# Anyone swapped a Mygig/RES Radio into a Routan??



## Racer16 (Aug 22, 2002)

Hey guys I have a friend of mine who has a 2009 routan and I have a MyGig Radio unit out of a Chrysler Town and Country As many of you know the Routan is mostly a Chrysler product including the drivetrain.I would like to sell my friend this radio Anyone ever tried swapping in a radio??I would assume its all the same.Same product and all.Anyone have any more information on this??


----------



## Artem (Dec 26, 2012)

It is likely VIN-coded and would ask for a code. I'd assume that dealers can help with codes.


----------



## Racer16 (Aug 22, 2002)

Ok so I swapped the radio into his car radio works fine without issue almost.The nav doesnt know where it is im assuming he needs to buy a gps antenna??Also bluetooth work but no one can hear him so im guessing he needs to ad a mic ??anyone done this before??


----------



## Racer16 (Aug 22, 2002)

Ok so I swapped the radio in and bought the nav antenna and mic works fine however i called sirius to ctivate the preview and still no change anyoen else have this problem??perhaps a repackaged signal would be good in stead of a refresh signal to resovled this issue.the radio still says contact sirius to activate no audio or preview or anything from sirius function.Anyone else have any info on this??


----------



## tuanies (Oct 16, 2009)

What radio codes were they? Which nav unit is it?

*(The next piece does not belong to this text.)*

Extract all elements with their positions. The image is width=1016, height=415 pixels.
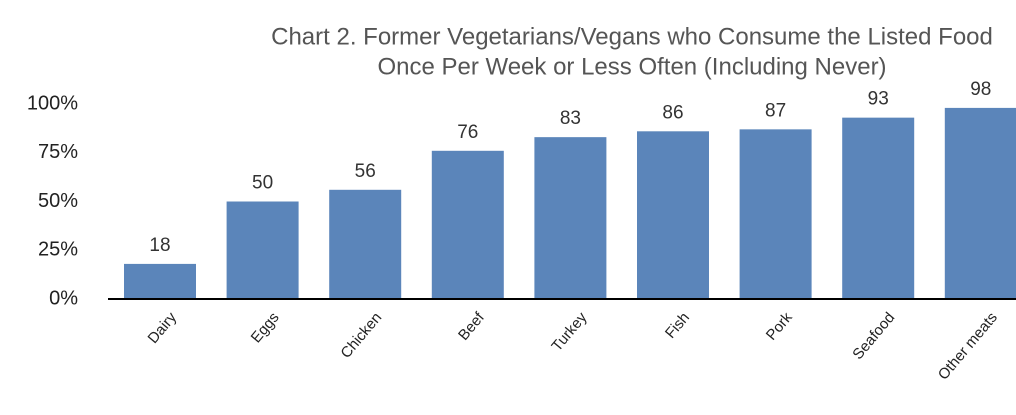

A 430N or 730N? Which radio code, RHB, RHR, etc... And what radio code did he have before?


----------



## Racer16 (Aug 22, 2002)

The Car was originally a RES raido it now has a RER My gig unit.So with that said anyone wondering about swapping in this radio it will work plug and play sure youll have to buy a mic which can be bought online instead of the expensive rear view mirror that has mics built in.That is if you wanna use bluetooth to talk to people.then you will need a gps antenna and a separate sirius antenna.Now all the functions work guys.

So that said it can be done.


----------